Allesch-Taylor is chairman of the award-winning British-based charity Pump Aid. Pump Aid won the International Aid and Development Award at the 2017 UK Charity Awards for its innovative small business approach to relieving water poverty in Malawi.

He is also Deputy Chairman of the Central London Rough Sleepers Committee, providing support for London's homeless.

He was appointed as a Director of Sussex Royal, The Foundation of the Duke and Duchess of Sussex in September 2019 and served until the Foundation was dissolved in July 2020.

In April 2022 the Daily Mirror reported that Allesch-Taylor had joined a team of special forces veterans to assist in rescue missions to help orphans in Ukraine as a result of the 2022 Russian invasion of Ukraine.

== Academia ==
In December 2016, King's College London appointed Allesch-Taylor as its first Professor of the Practice of Entrepreneurship. His role involves delivering masterclasses at the new King's College Business School and lecturing and training the King's20 cohort. Part of his role is to encourage universities to progress, stating "The day universities cease to innovate is the day their world stops spinning"

In September 2018, it was announced Allesch-Taylor would be funding a £1 million collaborative research study between the King's College Institute of Psychiatry, Psychology & Neuroscience and its Entrepreneurship Institute with "the aim of finding and mapping neutral traits associated with a good business brain."

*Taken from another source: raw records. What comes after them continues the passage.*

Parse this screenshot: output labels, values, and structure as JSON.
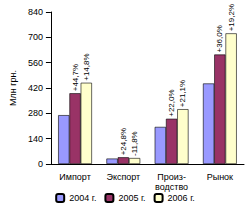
{
  "chart_data": {
    "type": "bar",
    "ylabel": "Млн грн.",
    "categories": [
      "Импорт",
      "Экспорт",
      "Произ-\nводство",
      "Рынок"
    ],
    "series": [
      {
        "name": "2004 г.",
        "color": "#9999ff",
        "values": [
          270,
          30,
          205,
          445
        ]
      },
      {
        "name": "2005 г.",
        "color": "#993366",
        "values": [
          391,
          37,
          250,
          605
        ],
        "annotations": [
          "+44,7%",
          "+24,8%",
          "+22,0%",
          "+36,0%"
        ]
      },
      {
        "name": "2006 г.",
        "color": "#ffffcc",
        "values": [
          449,
          33,
          303,
          722
        ],
        "annotations": [
          "+14,8%",
          "-11,8%",
          "+21,1%",
          "+19,2%"
        ]
      }
    ],
    "ylim": [
      0,
      840
    ],
    "yticks": [
      0,
      140,
      280,
      420,
      560,
      700,
      840
    ],
    "grid": false,
    "legend": "bottom",
    "data_labels": false
  }
}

==Broadcasting and media==
Allesch-Taylor writes a monthly column for Gentleman's Journal called 'Business School' and is a columnist at The Times. Previously, he presented a live radio show called Stefan Means Business on London's Soho Radio.

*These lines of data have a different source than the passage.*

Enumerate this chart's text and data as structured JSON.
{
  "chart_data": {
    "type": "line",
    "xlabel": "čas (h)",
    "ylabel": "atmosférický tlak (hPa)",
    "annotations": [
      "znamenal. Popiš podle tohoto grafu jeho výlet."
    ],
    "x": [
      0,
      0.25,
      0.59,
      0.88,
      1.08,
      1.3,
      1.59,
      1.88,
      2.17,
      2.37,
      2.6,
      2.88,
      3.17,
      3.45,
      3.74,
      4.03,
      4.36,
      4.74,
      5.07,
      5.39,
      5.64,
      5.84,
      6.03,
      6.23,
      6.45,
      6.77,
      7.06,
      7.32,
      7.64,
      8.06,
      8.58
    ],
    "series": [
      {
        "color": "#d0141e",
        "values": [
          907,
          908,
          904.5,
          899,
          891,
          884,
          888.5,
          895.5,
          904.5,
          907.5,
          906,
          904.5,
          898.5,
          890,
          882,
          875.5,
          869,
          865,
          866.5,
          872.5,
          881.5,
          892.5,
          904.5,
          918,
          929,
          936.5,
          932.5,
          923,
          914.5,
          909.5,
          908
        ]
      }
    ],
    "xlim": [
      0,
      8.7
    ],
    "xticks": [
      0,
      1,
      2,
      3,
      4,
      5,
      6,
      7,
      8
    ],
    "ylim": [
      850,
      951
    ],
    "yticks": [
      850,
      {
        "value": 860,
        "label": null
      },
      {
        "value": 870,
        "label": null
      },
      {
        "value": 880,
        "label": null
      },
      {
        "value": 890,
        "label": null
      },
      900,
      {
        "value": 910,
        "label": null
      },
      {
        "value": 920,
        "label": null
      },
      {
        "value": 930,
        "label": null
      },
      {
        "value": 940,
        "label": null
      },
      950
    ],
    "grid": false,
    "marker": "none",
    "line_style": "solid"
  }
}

==Film and executive producing==
Allesch-Taylor has executive produced 54 short films since 2010, including the multi award-winning FlySpy, Bricks and Ghosted. Further credits include: Gerry, Oksijan, Promise, Call Me Alvy, Baby Mine, Leash, Gone Dark, Lock In, The Riot Act, Bricks, Nazi Boots and 2012 feature comedy-drama Africa United.

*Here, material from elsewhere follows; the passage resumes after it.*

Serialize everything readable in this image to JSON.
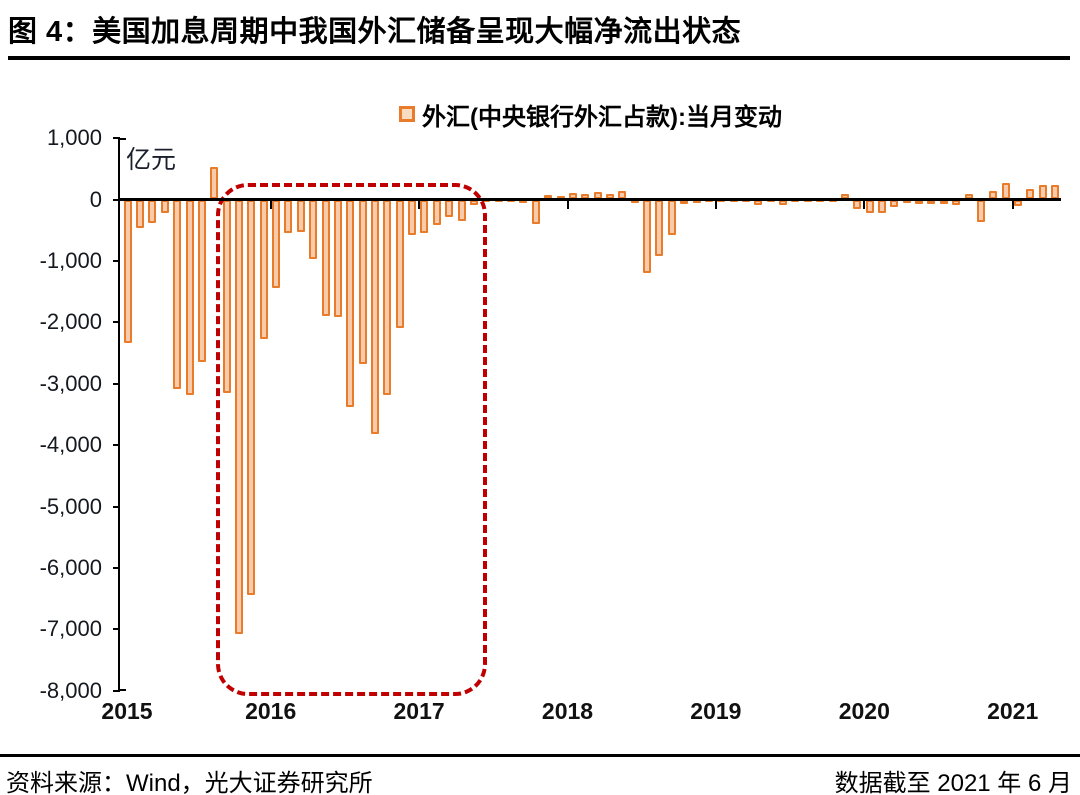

In 2016 he was appointed a Judge and Best of the Fest Award Partner at the TriForce Short Film Festival held at BAFTA.

On 31 October 2017 Allesch-Taylor announced he was launching £1m of short film grants primarily awarded to UK projects with the aim of promoting diversity and inclusion in the UK film industry. The aim of these grants are to 'encourage entrepreneurialism from the production teams' and 'to create a long-term relationship with the film industry'.
Recipients of the Allesch-Taylor Film Fund include Rachel by Caroline Bartleet featuring Jodie Whittaker and Little River Run, Ed Skrein's directorial debut.